His partecipation in the Nomadelfia experience, a sort of community living on their work in a farm, sharing among them any necessity caused intervention both by the political parties and by the superiors of his congregation. The result was that father David Maria was forced to move far from Italy. He travelled among the Friulian emigrants in USA, Canada, United Kingdom, South Africa, Argentina. He used to say “I had to flee away to break other peaces”.He returned in 1960 when he was assigned at the Servite Congregation in Udine. He then wanted to devote himself to an old project: he wanted to make a film that in his thought aimed to rapresent the life of a peasant family in Friuli in the 1930s. The project resulted in a failure in the economic field and in the not favourable acceptation of the film criticism press.
Disappointed, he made a request to retire in the S.Egidio Abbey in Sotto il Monte (Bergamo) the birth village of Pope John XXIII. Helped by his friends in Milan of the first years of his ministery he restored the abbey and made it an Ecumenical cultural Center. At the end of the 1980s he fell ill and on the 6th of February 1992 he died of a cancer in Milan. Father David Maria Turoldo had been a man, a friar, a poet and a prophet. He used to say: I’ve come to disturb the consciences and criticizing the compromission between the political power and the Church he created so many enemies both in the civil political world and also in the Vatican Church. Only shortly before dying he received the excuses from the Church in the words of Cardinal Maria Martini: “Father David we were wrong: we didn’t understand you”. He was a poet: he wrote thousads of verses following the psalm patters of the Old Testament; his poetry was dry and strong as a stone. In his rimes he asked so may times help to God himself, knocking for the door to be opened, but nobody answered and experimented the unbearable silence of God. He suffered so many nights in the cold, solitary cell in S. Egidio Abbey.

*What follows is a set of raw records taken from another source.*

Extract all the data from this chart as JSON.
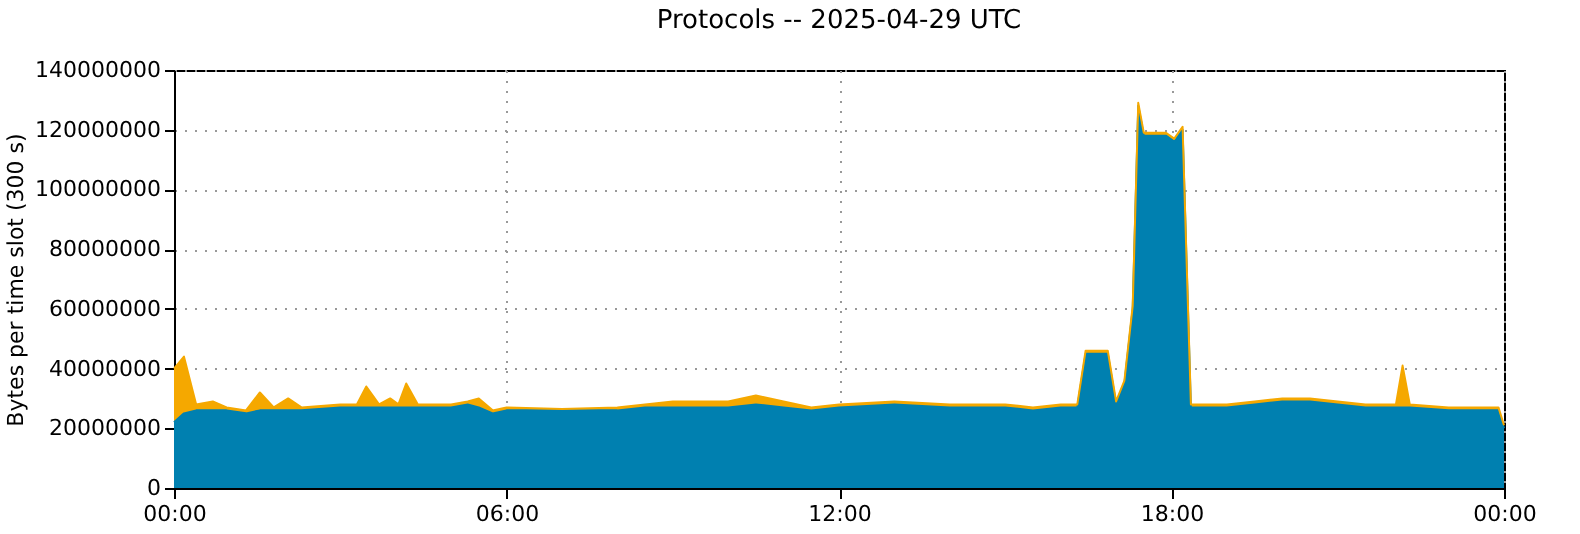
{
  "chart_data": {
    "type": "area",
    "stacked": true,
    "title": "Protocols -- 2025-04-29 UTC",
    "ylabel": "Bytes per time slot (300 s)",
    "x": [
      0,
      0.18,
      0.4,
      0.7,
      0.95,
      1.3,
      1.55,
      1.8,
      2.06,
      2.3,
      3.0,
      3.3,
      3.47,
      3.7,
      3.9,
      4.05,
      4.19,
      4.4,
      5.0,
      5.3,
      5.5,
      5.75,
      6.0,
      7.0,
      8.0,
      8.5,
      9.0,
      9.5,
      10.0,
      10.5,
      11.0,
      11.5,
      12.0,
      13.0,
      14.0,
      15.0,
      15.5,
      16.0,
      16.3,
      16.45,
      16.85,
      17.0,
      17.15,
      17.3,
      17.4,
      17.5,
      17.9,
      18.05,
      18.2,
      18.35,
      19.0,
      19.5,
      20.0,
      20.5,
      21.0,
      21.5,
      22.05,
      22.17,
      22.3,
      23.0,
      23.5,
      23.9,
      24
    ],
    "series": [
      {
        "color": "#0080b0",
        "values": [
          22000000,
          25000000,
          26000000,
          26000000,
          26000000,
          25000000,
          26000000,
          26000000,
          26000000,
          26000000,
          27000000,
          27000000,
          27000000,
          27000000,
          27000000,
          27000000,
          27000000,
          27000000,
          27000000,
          28000000,
          27000000,
          25000000,
          26000000,
          26000000,
          26000000,
          27000000,
          27000000,
          27000000,
          27000000,
          28000000,
          27000000,
          26000000,
          27000000,
          28000000,
          27000000,
          27000000,
          26000000,
          27000000,
          27000000,
          45000000,
          45000000,
          28000000,
          35000000,
          60000000,
          128000000,
          118000000,
          118000000,
          116000000,
          120000000,
          27000000,
          27000000,
          28000000,
          29000000,
          29000000,
          28000000,
          27000000,
          27000000,
          27000000,
          27000000,
          26000000,
          26000000,
          26000000,
          20000000
        ]
      },
      {
        "color": "#f5a800",
        "values": [
          18000000,
          19000000,
          2000000,
          3000000,
          1000000,
          1000000,
          6000000,
          1000000,
          4000000,
          1000000,
          1000000,
          1000000,
          7000000,
          1000000,
          3000000,
          1000000,
          8000000,
          1000000,
          1000000,
          1000000,
          3000000,
          1000000,
          1000000,
          500000,
          1000000,
          1000000,
          2000000,
          2000000,
          2000000,
          3000000,
          2000000,
          1000000,
          1000000,
          1000000,
          1000000,
          1000000,
          1000000,
          1000000,
          1000000,
          1000000,
          1000000,
          1000000,
          1000000,
          1000000,
          1000000,
          1000000,
          1000000,
          1000000,
          1000000,
          1000000,
          1000000,
          1000000,
          1000000,
          1000000,
          1000000,
          1000000,
          1000000,
          14000000,
          1000000,
          1000000,
          1000000,
          1000000,
          1000000
        ]
      }
    ],
    "xlim": [
      0,
      24
    ],
    "xticks": [
      {
        "value": 0,
        "label": "00:00"
      },
      {
        "value": 6,
        "label": "06:00"
      },
      {
        "value": 12,
        "label": "12:00"
      },
      {
        "value": 18,
        "label": "18:00"
      },
      {
        "value": 24,
        "label": "00:00"
      }
    ],
    "ylim": [
      0,
      140000000
    ],
    "yticks": [
      0,
      20000000,
      40000000,
      60000000,
      80000000,
      100000000,
      120000000,
      140000000
    ],
    "grid": true,
    "legend": false
  }
}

He was the chanter of the earth: his path was from poverty to poetry, from poetry to truth.
He was a prophet: in his preaches, articles, conferences he antecipated the “empty seduction of nothingness that invaded the consumer society”. He was a friar, so faithfull to the Franciscan principles of humility, fraternity and poverty. The Servite is a Franciscan Order created by seven founders in the 13the century: the Ordo Servitium Virginis Mariae. Their rule is penitence, poverty, prayer. Even if not fully understood by the Friulians themselves, he was a son of his birth village. The first years spents in his childhood had been well rooted in his heart and the image of his ancient mother accompanied father David Maria all his life along. He had been one of the most important innovative, original voices in the Italian Church and in the civil debate in the second half of the XX century. He used to say: there is, beyond the usual Beatitudes, another one: Blessed are those who hunger and thirst for rebellion. It is hard to resume and count what and how much has been written about the Servite Father David Maria Turoldo, owing to the strong print he has left in the cultural and spiritual aspects in the last century. The bibliography about his books and about the so many who have written about him is imposing. The announcement of his death was on the first pages af all Italian newspapers; they mainly mourned father David Maria Turoldo as the last prophet, the poet of God, a witness of our times, a restless friar, the poet of peace, the voice of Friuli, his birthland.